La première remarque que l’on peut faire porte sur le découpage. Notons que la scène d’introduction comprend trois pages, et mène directement à la première scène importante du récit, celle de la séance de pose de Dorian Gray chez Basil, son portraitiste. Et la dernière page de la bande dessinée fera office d’épilogue à elle seule. Tout le reste se compose de scénettes de deux pages, et tout l’intérêt réside là, puisque hormis l’introduction et la conclusion, nous ne trouvons plus que des scènes montées en vis-à-vis, comme une alternance de «tableaux». Bien évidemment, tronquer les bavardes scènes du livre n’a pas dû être chose aisée, et l’on peut bien se demander quel intérêt trouver à cette démarche, puisque chaque coupe ôte de la substance, et donc de la profondeur au roman original. Il est tout de même important de préciser que l’auteur parvient plutôt bien à limiter les dégâts, que peu de scènes paraissent véritablement trop vite conclues, et qu’en règle générale l’essentiel est là.
Si Stanislas Gros a décidé de prendre un tel risque, c’est pour pouvoir apporter autre chose de ce que nous propose le roman. Une idée formelle plutôt astucieuse et qui se révèle être au fil des (doubles) pages une idée brillante : en bas à droite de chacune d’elle, le portrait de Dorian Gray apparaît, évoluant au fil du livre vers sa représentation la plus atroce. Alors que Dorian Gray conserve sa jeunesse, le portrait vieillit à sa place, mais conserve également la dimension de dégradation psychologique et morale que suggère le roman, puisque son apparence tend vers une sorte de Nosferatu ridé au regard diabolique et terrifiant. La représentation du portrait ne peut néanmoins qu’être insatisfaisante, les forces de suggestion de l’écriture et l’imagination du lecteur étant forcément plus considérables que la seule monstration. Mais la déception aurait également été de taille si l’auteur ne nous l’avait jamais montré. Le dessin pouvant difficilement faire le poids face à cet aspect de la puissance littéraire, Stanislas Gros a choisi la voie qui me semble être la plus pertinente : celle de proposer autre chose, d’apporter un intérêt différent.
Cette idée de positionner ainsi une représentation du portrait se détériorant, dépasse largement de principe du flip book : le portrait revient tel un leitmotiv, il rythme le récit et le hante. Positionner cette case ainsi, quelque part, c’est la sortir du récit, tel un objet hors du temps,[2] mais l’auteur parvient également de façon étonnante à en faire un élément indispensable, constitutif du récit, donnant souvent un double sens à ce que l’on vient de lire.

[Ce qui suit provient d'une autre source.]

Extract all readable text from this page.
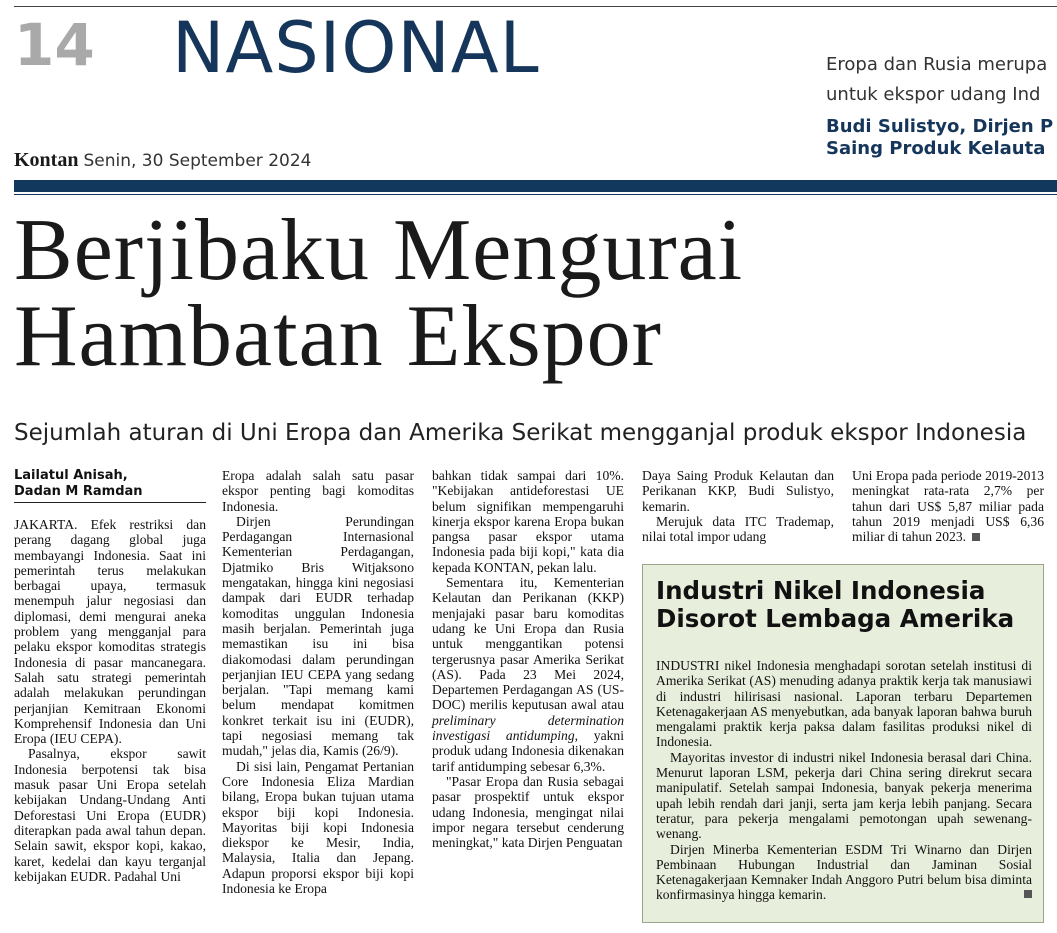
14 NASIONAL	Eropa dan Rusia merupa
untuk ekspor udang Ind
Budi Sulistyo, Dirjen P
Saing Produk Kelauta
Kontan Senin, 30 September 2024
Berjibaku Mengurai
Hambatan Ekspor
Sejumlah aturan di Uni Eropa dan Amerika Serikat mengganjal produk ekspor Indonesia
Lailatul Anisah,
Dadan M Ramdan

JAKARTA. Efek restriksi dan perang dagang global juga membayangi Indonesia. Saat ini pemerintah terus melakukan berbagai upaya, termasuk menempuh jalur negosiasi dan diplomasi, demi mengurai aneka problem yang mengganjal para pelaku ekspor komoditas strategis Indonesia di pasar mancanegara. Salah satu strategi pemerintah adalah melakukan perundingan perjanjian Kemitraan Ekonomi Komprehensif Indonesia dan Uni Eropa (IEU CEPA).

Pasalnya, ekspor sawit Indonesia berpotensi tak bisa masuk pasar Uni Eropa setelah kebijakan Undang-Undang Anti Deforestasi Uni Eropa (EUDR) diterapkan pada awal tahun depan. Selain sawit, ekspor kopi, kakao, karet, kedelai dan kayu terganjal kebijakan EUDR. Padahal Uni

Eropa adalah salah satu pasar ekspor penting bagi komoditas Indonesia.

Dirjen Perundingan Perdagangan Internasional Kementerian Perdagangan, Djatmiko Bris Witjaksono mengatakan, hingga kini negosiasi dampak dari EUDR terhadap komoditas unggulan Indonesia masih berjalan. Pemerintah juga memastikan isu ini bisa diakomodasi dalam perundingan perjanjian IEU CEPA yang sedang berjalan. "Tapi memang kami belum mendapat komitmen konkret terkait isu ini (EUDR), tapi negosiasi memang tak mudah," jelas dia, Kamis (26/9).

Di sisi lain, Pengamat Pertanian Core Indonesia Eliza Mardian bilang, Eropa bukan tujuan utama ekspor biji kopi Indonesia. Mayoritas biji kopi Indonesia diekspor ke Mesir, India, Malaysia, Italia dan Jepang. Adapun proporsi ekspor biji kopi Indonesia ke Eropa

bahkan tidak sampai dari 10%. "Kebijakan antideforestasi UE belum signifikan mempengaruhi kinerja ekspor karena Eropa bukan pangsa pasar ekspor utama Indonesia pada biji kopi," kata dia kepada KONTAN, pekan lalu.

Sementara itu, Kementerian Kelautan dan Perikanan (KKP) menjajaki pasar baru komoditas udang ke Uni Eropa dan Rusia untuk menggantikan potensi tergerusnya pasar Amerika Serikat (AS). Pada 23 Mei 2024, Departemen Perdagangan AS (US-DOC) merilis keputusan awal atau preliminary determination investigasi antidumping, yakni produk udang Indonesia dikenakan tarif antidumping sebesar 6,3%.

"Pasar Eropa dan Rusia sebagai pasar prospektif untuk ekspor udang Indonesia, mengingat nilai impor negara tersebut cenderung meningkat," kata Dirjen Penguatan

Daya Saing Produk Kelautan dan Perikanan KKP, Budi Sulistyo, kemarin.

Merujuk data ITC Trademap, nilai total impor udang

Uni Eropa pada periode 2019-2013 meningkat rata-rata 2,7% per tahun dari US$ 5,87 miliar pada tahun 2019 menjadi US$ 6,36 miliar di tahun 2023.

Industri Nikel Indonesia
Disorot Lembaga Amerika

INDUSTRI nikel Indonesia menghadapi sorotan setelah institusi di Amerika Serikat (AS) menuding adanya praktik kerja tak manusiawi di industri hilirisasi nasional. Laporan terbaru Departemen Ketenagakerjaan AS menyebutkan, ada banyak laporan bahwa buruh mengalami praktik kerja paksa dalam fasilitas produksi nikel di Indonesia.

Mayoritas investor di industri nikel Indonesia berasal dari China. Menurut laporan LSM, pekerja dari China sering direkrut secara manipulatif. Setelah sampai Indonesia, banyak pekerja menerima upah lebih rendah dari janji, serta jam kerja lebih panjang. Secara teratur, para pekerja mengalami pemotongan upah sewenang-wenang.

Dirjen Minerba Kementerian ESDM Tri Winarno dan Dirjen Pembinaan Hubungan Industrial dan Jaminan Sosial Ketenagakerjaan Kemnaker Indah Anggoro Putri belum bisa diminta konfirmasinya hingga kemarin.
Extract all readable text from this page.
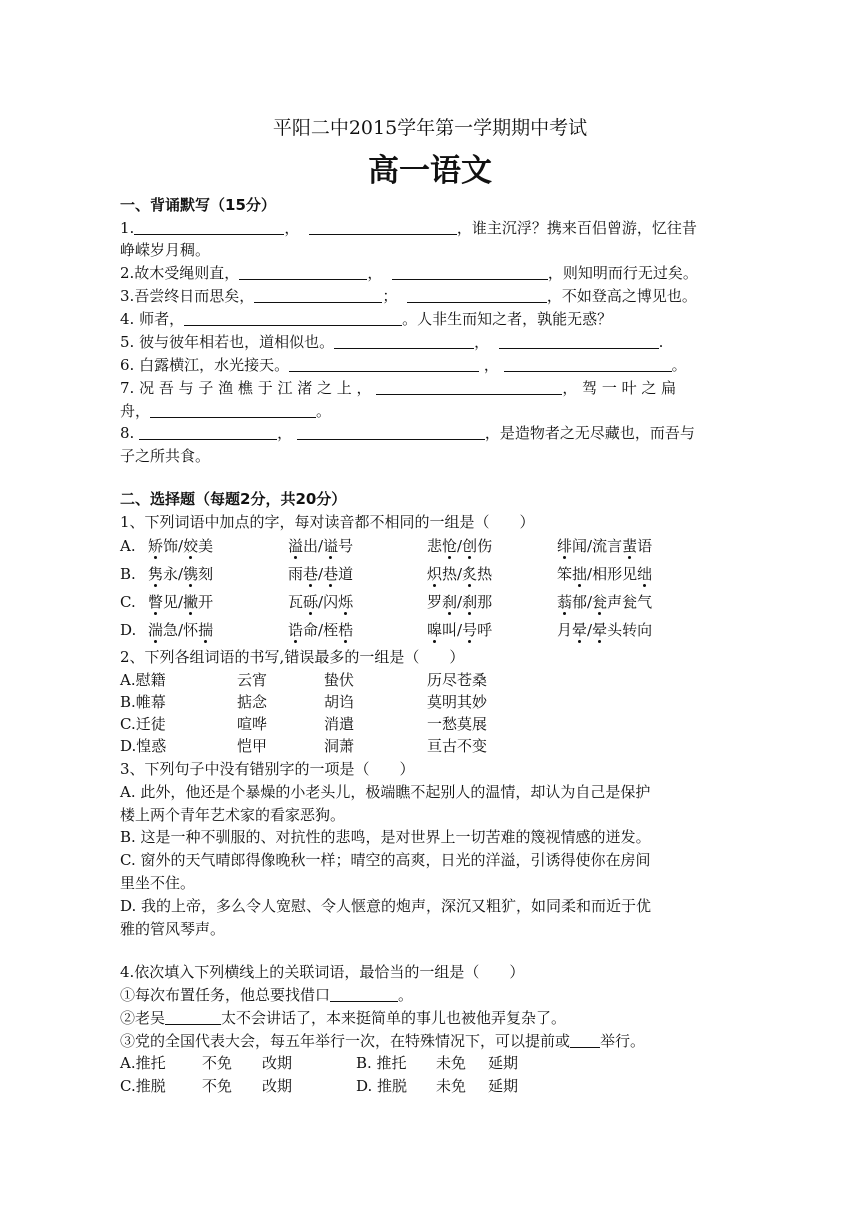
平阳二中2015学年第一学期期中考试
高一语文
一、背诵默写（15分）
1.	，	，谁主沉浮？携来百侣曾游，忆往昔
峥嵘岁月稠。
2.故木受绳则直，	，	，则知明而行无过矣。
3.吾尝终日而思矣，	；	，不如登高之博见也。
4. 师者，	。人非生而知之者，孰能无惑？
5. 彼与彼年相若也，道相似也。	，	.
6. 白露横江，水光接天。	，	。
7. 况 吾 与 子 渔 樵 于 江 渚 之 上 ，	， 驾 一 叶 之 扁
舟，	。
8.	，	，是造物者之无尽藏也，而吾与
子之所共食。
二、选择题（每题2分，共20分）
1、下列词语中加点的字，每对读音都不相同的一组是（　　）
A. 矫饰/姣美	溢出/谥号	悲怆/创伤	绯闻/流言蜚语
B. 隽永/镌刻	雨巷/巷道	炽热/炙热	笨拙/相形见绌
C. 瞥见/撇开	瓦砾/闪烁	罗刹/刹那	蓊郁/瓮声瓮气
D. 湍急/怀揣	诰命/桎梏	嗥叫/号呼	月晕/晕头转向
2、下列各组词语的书写,错误最多的一组是（　　）
A.慰籍	云宵	蛰伏	历尽苍桑
B.帷幕	掂念	胡诌	莫明其妙
C.迁徒	喧哗	消遣	一愁莫展
D.惶惑	恺甲	洞萧	亘古不变
3、下列句子中没有错别字的一项是（　　）
A. 此外，他还是个暴燥的小老头儿，极端瞧不起别人的温情，却认为自己是保护
楼上两个青年艺术家的看家恶狗。
B. 这是一种不驯服的、对抗性的悲鸣，是对世界上一切苦难的篾视情感的迸发。
C. 窗外的天气晴郎得像晚秋一样；晴空的高爽，日光的洋溢，引诱得使你在房间
里坐不住。
D. 我的上帝，多么令人宽慰、令人惬意的炮声，深沉又粗犷，如同柔和而近于优
雅的管风琴声。
4.依次填入下列横线上的关联词语，最恰当的一组是（　　）
①每次布置任务，他总要找借口	。
②老吴	太不会讲话了，本来挺简单的事儿也被他弄复杂了。
③党的全国代表大会，每五年举行一次，在特殊情况下，可以提前或 举行。
A.推托 不免 改期	B. 推托 未免 延期
C.推脱 不免 改期	D. 推脱 未免 延期
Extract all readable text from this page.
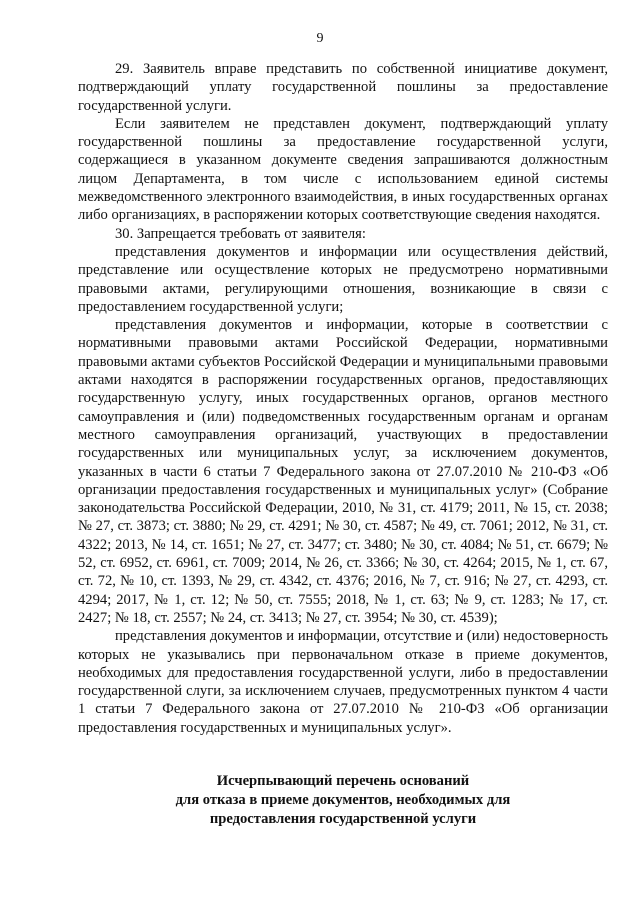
9

29. Заявитель вправе представить по собственной инициативе документ, подтверждающий уплату государственной пошлины за предоставление государственной услуги.

Если заявителем не представлен документ, подтверждающий уплату государственной пошлины за предоставление государственной услуги, содержащиеся в указанном документе сведения запрашиваются должностным лицом Департамента, в том числе с использованием единой системы межведомственного электронного взаимодействия, в иных государственных органах либо организациях, в распоряжении которых соответствующие сведения находятся.

30. Запрещается требовать от заявителя:

представления документов и информации или осуществления действий, представление или осуществление которых не предусмотрено нормативными правовыми актами, регулирующими отношения, возникающие в связи с предоставлением государственной услуги;

представления документов и информации, которые в соответствии с нормативными правовыми актами Российской Федерации, нормативными правовыми актами субъектов Российской Федерации и муниципальными правовыми актами находятся в распоряжении государственных органов, предоставляющих государственную услугу, иных государственных органов, органов местного самоуправления и (или) подведомственных государственным органам и органам местного самоуправления организаций, участвующих в предоставлении государственных или муниципальных услуг, за исключением документов, указанных в части 6 статьи 7 Федерального закона от 27.07.2010 № 210-ФЗ «Об организации предоставления государственных и муниципальных услуг» (Собрание законодательства Российской Федерации, 2010, № 31, ст. 4179; 2011, № 15, ст. 2038; № 27, ст. 3873; ст. 3880; № 29, ст. 4291; № 30, ст. 4587; № 49, ст. 7061; 2012, № 31, ст. 4322; 2013, № 14, ст. 1651; № 27, ст. 3477; ст. 3480; № 30, ст. 4084; № 51, ст. 6679; № 52, ст. 6952, ст. 6961, ст. 7009; 2014, № 26, ст. 3366; № 30, ст. 4264; 2015, № 1, ст. 67, ст. 72, № 10, ст. 1393, № 29, ст. 4342, ст. 4376; 2016, № 7, ст. 916; № 27, ст. 4293, ст. 4294; 2017, № 1, ст. 12; № 50, ст. 7555; 2018, № 1, ст. 63; № 9, ст. 1283; № 17, ст. 2427; № 18, ст. 2557; № 24, ст. 3413; № 27, ст. 3954; № 30, ст. 4539);

представления документов и информации, отсутствие и (или) недостоверность которых не указывались при первоначальном отказе в приеме документов, необходимых для предоставления государственной услуги, либо в предоставлении государственной слуги, за исключением случаев, предусмотренных пунктом 4 части 1 статьи 7 Федерального закона от 27.07.2010 № 210-ФЗ «Об организации предоставления государственных и муниципальных услуг».

Исчерпывающий перечень оснований
для отказа в приеме документов, необходимых для
предоставления государственной услуги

Au final, nous nous trouvons face à une bande dessinée qui apporte un double sentiment. Tout d’abord celui d’être conforté dans l’idée que le principe d’adaptation romanesque en bande dessinée reste une sorte d’aberration, tant il semble impossible d’y apporter la même profondeur thématique, introspective et suggestive. Et en même temps, en se servant ainsi de l’espace offert par ces doubles pages, se réalise une véritable adaptation aux contraintes et possibilités du médium. Stanislas Gros semble avoir compris que roman et bande dessinée sont deux médias bien distincts, qu’il faut exploiter différemment : il ajoute une dimension à l’œuvre, en imposant la présence du tableau comme pouvant être aussi essentielle et intense que sa suggestion l’est dans le texte de Wilde, mais il intègre surtout un sentiment d’inéluctabilité et une réelle conjoncture du fond et de la forme, en positionnant le portrait à la fois comme élément narratif et composant séquenceur.

Notes

  1. Densité dramatique, profondeur et nuance des personnages, puissance de la suggestion…
  2. Alors qu’elle est aussi, paradoxalement, la marque tu temps qui passe, puisque le portrait se dégrade.